We will briefly review Kolmogorov’s ( 41) theory of homogeneous turbulence and Onsager’s ( 49 ) conjecture that in 3-dimensional turbulent flows energy dissipation might exist even in the limit of vanishing viscosity.
Although over the past 70 years there is a vast body of literature related to this subject, at present there is no rigorous mathematical proof that the solutions to the Navier-Stokes equations yield Kolmogorov’s laws. For this reason various models have been introduced that are more tractable but capture some of the essential features of the Navier-Stokes
equations themselves. We will discuss one such dyadic model for turbulent energy cascades. We will describe how results can be used to prove this dyadic model is consistent with Kolmogorov’s theory and Onsager’s conjecture.
Aspects of the work are joint with Alexey Cheskidov, Nathan Glatt-Holtz, Roman Shvydkoy, and Vlad Vicol.

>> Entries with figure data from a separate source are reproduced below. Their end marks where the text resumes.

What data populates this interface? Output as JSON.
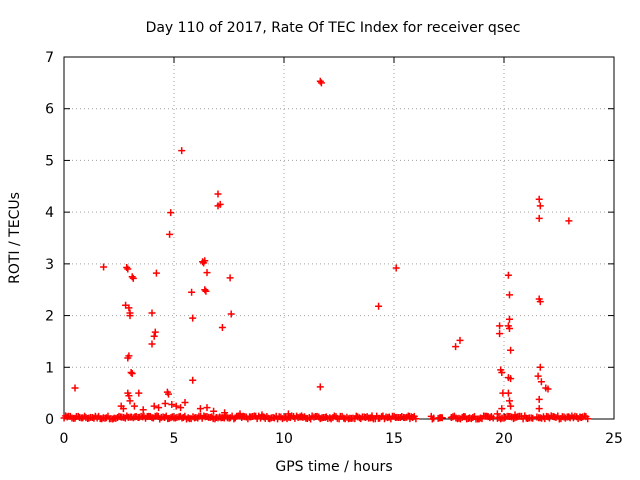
{
  "chart_data": {
    "type": "scatter",
    "title": "Day 110 of 2017, Rate Of TEC Index for receiver qsec",
    "xlabel": "GPS time / hours",
    "ylabel": "ROTI / TECUs",
    "xlim": [
      0,
      25
    ],
    "ylim": [
      0,
      7
    ],
    "xticks": [
      0,
      5,
      10,
      15,
      20,
      25
    ],
    "yticks": [
      0,
      1,
      2,
      3,
      4,
      5,
      6,
      7
    ],
    "grid": true,
    "marker": "+",
    "color": "#ff0000",
    "points": [
      [
        0.5,
        0.6
      ],
      [
        1.8,
        2.94
      ],
      [
        2.8,
        2.2
      ],
      [
        2.85,
        2.93
      ],
      [
        2.9,
        2.9
      ],
      [
        2.95,
        2.15
      ],
      [
        3.0,
        2.05
      ],
      [
        3.0,
        2.0
      ],
      [
        2.95,
        1.22
      ],
      [
        2.9,
        1.18
      ],
      [
        3.05,
        0.9
      ],
      [
        3.1,
        0.88
      ],
      [
        2.9,
        0.5
      ],
      [
        2.95,
        0.45
      ],
      [
        3.1,
        2.75
      ],
      [
        3.15,
        2.72
      ],
      [
        3.4,
        0.5
      ],
      [
        4.0,
        2.05
      ],
      [
        4.0,
        1.45
      ],
      [
        4.1,
        1.6
      ],
      [
        4.15,
        1.68
      ],
      [
        4.2,
        2.82
      ],
      [
        4.7,
        0.52
      ],
      [
        4.75,
        0.48
      ],
      [
        4.8,
        3.57
      ],
      [
        4.85,
        3.99
      ],
      [
        5.35,
        5.19
      ],
      [
        5.8,
        2.45
      ],
      [
        5.85,
        1.95
      ],
      [
        5.85,
        0.75
      ],
      [
        6.3,
        3.04
      ],
      [
        6.35,
        3.02
      ],
      [
        6.4,
        3.06
      ],
      [
        6.4,
        2.5
      ],
      [
        6.45,
        2.47
      ],
      [
        6.5,
        2.83
      ],
      [
        7.0,
        4.35
      ],
      [
        7.0,
        4.12
      ],
      [
        7.1,
        4.15
      ],
      [
        7.2,
        1.77
      ],
      [
        7.55,
        2.73
      ],
      [
        7.6,
        2.03
      ],
      [
        11.65,
        6.53
      ],
      [
        11.7,
        6.5
      ],
      [
        11.65,
        0.62
      ],
      [
        14.3,
        2.18
      ],
      [
        15.1,
        2.92
      ],
      [
        17.8,
        1.4
      ],
      [
        18.0,
        1.52
      ],
      [
        19.8,
        1.8
      ],
      [
        19.8,
        1.65
      ],
      [
        19.85,
        0.95
      ],
      [
        19.9,
        0.9
      ],
      [
        19.95,
        0.5
      ],
      [
        19.9,
        0.2
      ],
      [
        20.2,
        2.78
      ],
      [
        20.25,
        2.4
      ],
      [
        20.25,
        1.93
      ],
      [
        20.2,
        1.8
      ],
      [
        20.25,
        1.75
      ],
      [
        20.3,
        1.33
      ],
      [
        20.2,
        0.8
      ],
      [
        20.3,
        0.78
      ],
      [
        20.2,
        0.5
      ],
      [
        20.25,
        0.35
      ],
      [
        20.3,
        0.25
      ],
      [
        21.55,
        0.83
      ],
      [
        21.6,
        4.25
      ],
      [
        21.65,
        4.12
      ],
      [
        21.6,
        3.88
      ],
      [
        21.6,
        2.32
      ],
      [
        21.65,
        2.27
      ],
      [
        21.65,
        1.0
      ],
      [
        21.7,
        0.72
      ],
      [
        21.6,
        0.38
      ],
      [
        21.6,
        0.2
      ],
      [
        21.9,
        0.6
      ],
      [
        22.0,
        0.58
      ],
      [
        22.95,
        3.83
      ],
      [
        2.6,
        0.25
      ],
      [
        2.7,
        0.2
      ],
      [
        3.0,
        0.35
      ],
      [
        3.2,
        0.25
      ],
      [
        3.6,
        0.18
      ],
      [
        4.1,
        0.25
      ],
      [
        4.3,
        0.22
      ],
      [
        4.6,
        0.3
      ],
      [
        4.9,
        0.28
      ],
      [
        5.1,
        0.25
      ],
      [
        5.3,
        0.22
      ],
      [
        5.5,
        0.32
      ],
      [
        6.2,
        0.2
      ],
      [
        6.5,
        0.22
      ],
      [
        6.8,
        0.15
      ],
      [
        7.3,
        0.12
      ],
      [
        8.0,
        0.1
      ],
      [
        9.0,
        0.08
      ],
      [
        10.2,
        0.1
      ],
      [
        10.8,
        0.06
      ],
      [
        14.0,
        0.06
      ],
      [
        15.7,
        0.05
      ],
      [
        19.7,
        0.1
      ],
      [
        20.5,
        0.08
      ]
    ],
    "baseline_segments": [
      [
        0.0,
        16.0
      ],
      [
        16.7,
        16.8
      ],
      [
        17.0,
        17.2
      ],
      [
        17.6,
        19.5
      ],
      [
        19.7,
        21.3
      ],
      [
        21.5,
        23.8
      ]
    ],
    "baseline_max": 0.06
  }
}
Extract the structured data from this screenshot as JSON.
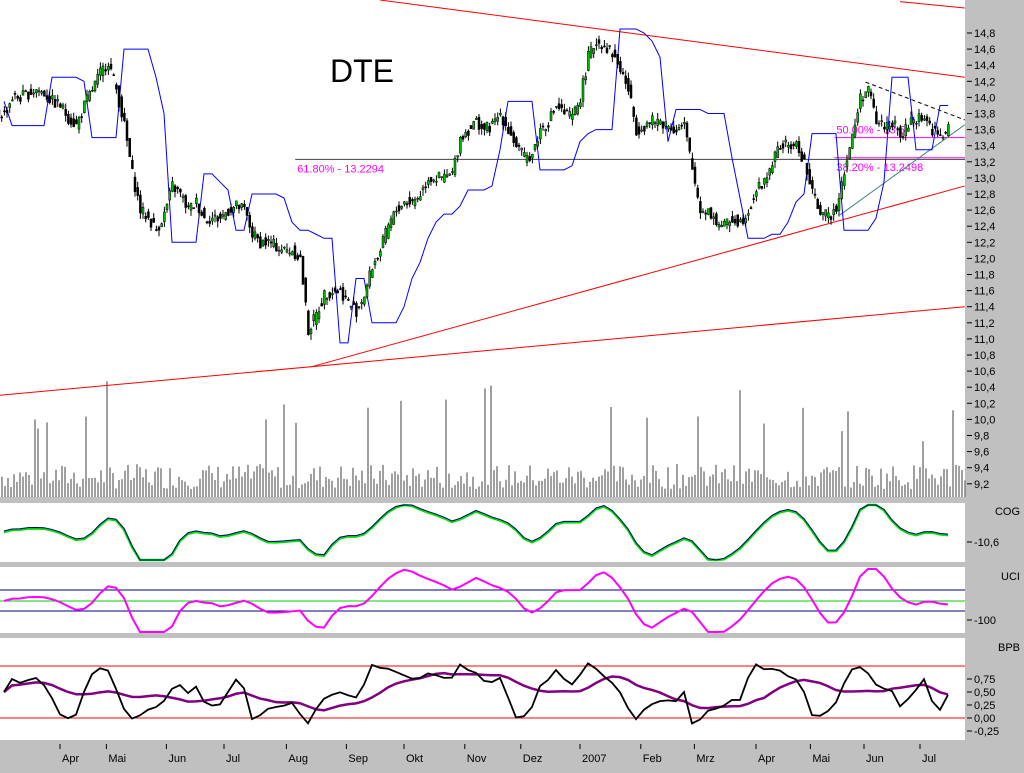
{
  "chart_data": {
    "type": "candlestick",
    "title": "DTE",
    "ylim": [
      9.1,
      14.9
    ],
    "y_ticks": [
      "14,8",
      "14,6",
      "14,4",
      "14,2",
      "14,0",
      "13,8",
      "13,6",
      "13,4",
      "13,2",
      "13,0",
      "12,8",
      "12,6",
      "12,4",
      "12,2",
      "12,0",
      "11,8",
      "11,6",
      "11,4",
      "11,2",
      "11,0",
      "10,8",
      "10,6",
      "10,4",
      "10,2",
      "10,0",
      "9,8",
      "9,6",
      "9,4",
      "9,2"
    ],
    "x_ticks": [
      {
        "label": "Apr",
        "i": 7
      },
      {
        "label": "Mai",
        "i": 12.8
      },
      {
        "label": "Jun",
        "i": 20.3
      },
      {
        "label": "Jul",
        "i": 27.5
      },
      {
        "label": "Aug",
        "i": 35.3
      },
      {
        "label": "Sep",
        "i": 42.8
      },
      {
        "label": "Okt",
        "i": 50
      },
      {
        "label": "Nov",
        "i": 57.6
      },
      {
        "label": "Dez",
        "i": 64.6
      },
      {
        "label": "2007",
        "i": 72
      },
      {
        "label": "Feb",
        "i": 79.6
      },
      {
        "label": "Mrz",
        "i": 86.3
      },
      {
        "label": "Apr",
        "i": 94
      },
      {
        "label": "Mai",
        "i": 100.8
      },
      {
        "label": "Jun",
        "i": 107.5
      },
      {
        "label": "Jul",
        "i": 114.5
      }
    ],
    "close": [
      13.8,
      14.0,
      14.0,
      14.05,
      14.1,
      14.05,
      13.95,
      13.9,
      13.75,
      13.65,
      13.9,
      14.1,
      14.3,
      14.45,
      14.1,
      13.65,
      13.05,
      12.6,
      12.5,
      12.35,
      12.55,
      12.9,
      12.8,
      12.6,
      12.7,
      12.5,
      12.5,
      12.5,
      12.6,
      12.65,
      12.6,
      12.3,
      12.2,
      12.2,
      12.15,
      12.1,
      12.1,
      12.0,
      11.1,
      11.3,
      11.55,
      11.6,
      11.6,
      11.45,
      11.35,
      11.55,
      11.9,
      12.1,
      12.4,
      12.6,
      12.7,
      12.7,
      12.8,
      13.0,
      13.0,
      13.0,
      13.05,
      13.5,
      13.6,
      13.7,
      13.6,
      13.65,
      13.8,
      13.6,
      13.4,
      13.25,
      13.3,
      13.6,
      13.7,
      13.9,
      13.8,
      13.75,
      14.0,
      14.5,
      14.7,
      14.65,
      14.55,
      14.35,
      14.1,
      13.6,
      13.65,
      13.7,
      13.7,
      13.65,
      13.6,
      13.65,
      13.1,
      12.6,
      12.6,
      12.45,
      12.4,
      12.5,
      12.45,
      12.6,
      12.85,
      12.95,
      13.2,
      13.4,
      13.4,
      13.4,
      13.2,
      12.8,
      12.6,
      12.5,
      12.65,
      13.1,
      13.5,
      14.0,
      14.1,
      13.7,
      13.65,
      13.7,
      13.5,
      13.65,
      13.75,
      13.75,
      13.6,
      13.5,
      13.6
    ],
    "trendlines": [
      {
        "color": "#ff0000",
        "from": [
          -0.5,
          10.3
        ],
        "to": [
          120.1,
          11.4
        ]
      },
      {
        "color": "#ff0000",
        "from": [
          38.3,
          10.65
        ],
        "to": [
          120.1,
          12.9
        ]
      },
      {
        "color": "#ff0000",
        "from": [
          47,
          15.21
        ],
        "to": [
          120.1,
          14.25
        ]
      },
      {
        "color": "#ff0000",
        "from": [
          112,
          15.19
        ],
        "to": [
          120.1,
          15.11
        ]
      },
      {
        "color": "#408080",
        "from": [
          104.5,
          12.54
        ],
        "to": [
          120.1,
          13.66
        ]
      },
      {
        "color": "#000000",
        "from": [
          107.7,
          14.19
        ],
        "to": [
          120.1,
          13.72
        ],
        "dashed": true
      }
    ],
    "fibonacci": [
      {
        "label": "61.80% - 13.2294",
        "value": 13.2294,
        "from": 36.4
      },
      {
        "label": "50.00% - 13.5",
        "value": 13.5,
        "from": 103.8
      },
      {
        "label": "38.20% - 13.2498",
        "value": 13.2498,
        "from": 103.8
      }
    ],
    "indicators": [
      {
        "name": "COG",
        "tick": "-10,6"
      },
      {
        "name": "UCI",
        "tick": "-100"
      },
      {
        "name": "BPB",
        "ticks": [
          "0,75",
          "0,50",
          "0,25",
          "0,00",
          "-0,25"
        ]
      }
    ],
    "colors": {
      "up": "#00c000",
      "down": "#000000",
      "stop": "#0000ff",
      "trend": "#ff0000",
      "fib": "#ff00ff",
      "cog": "#00e000",
      "uci": "#ff00ff",
      "bpb_avg": "#800080"
    }
  }
}
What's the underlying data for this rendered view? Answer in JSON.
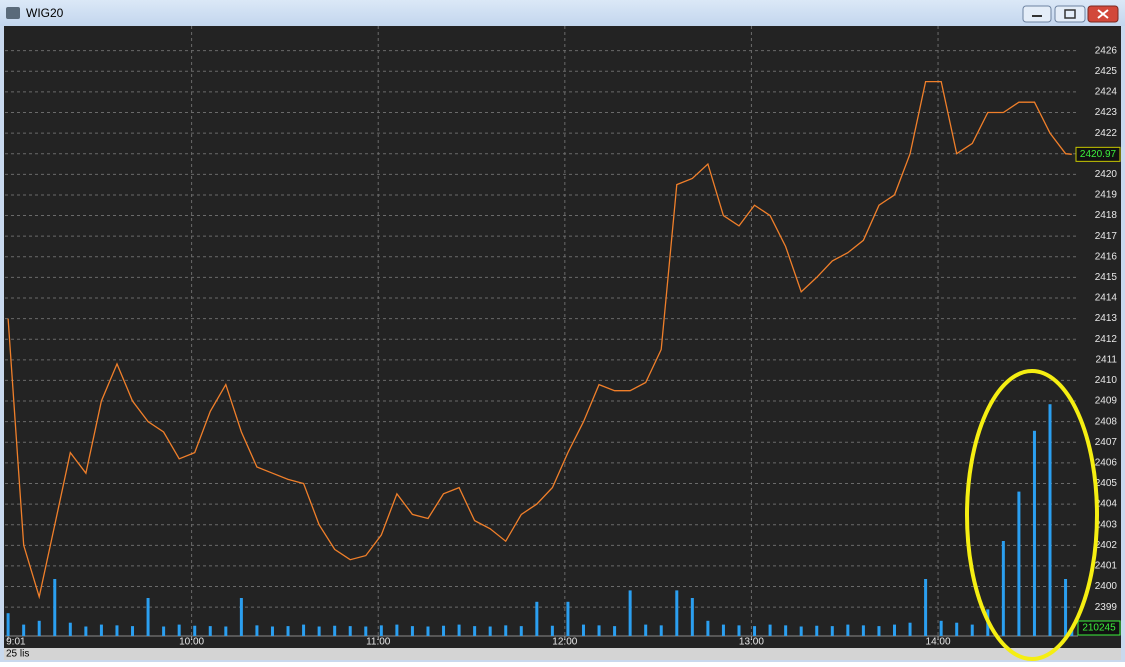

Basil Nicolaenko Memorial Distinguished Lecture
Thursday, March 17
Virtual via Zoom
The Basil Nicolaenko Memorial Distinguished Lecture Series in Nonlinear Studies was created to recognize and honor Professor Nicolaenko's exemplary career in mathematics and his passion and intellectual curiosity for teaching nonlinear studies. He was one of the co-founding members of the Center for Nonlinear Studies at the Los Alamos National Laboratory in 1980 and joined the ASU mathematics faculty in 1988 where he was a key leader in the Environmental Fluid Dynamics Group.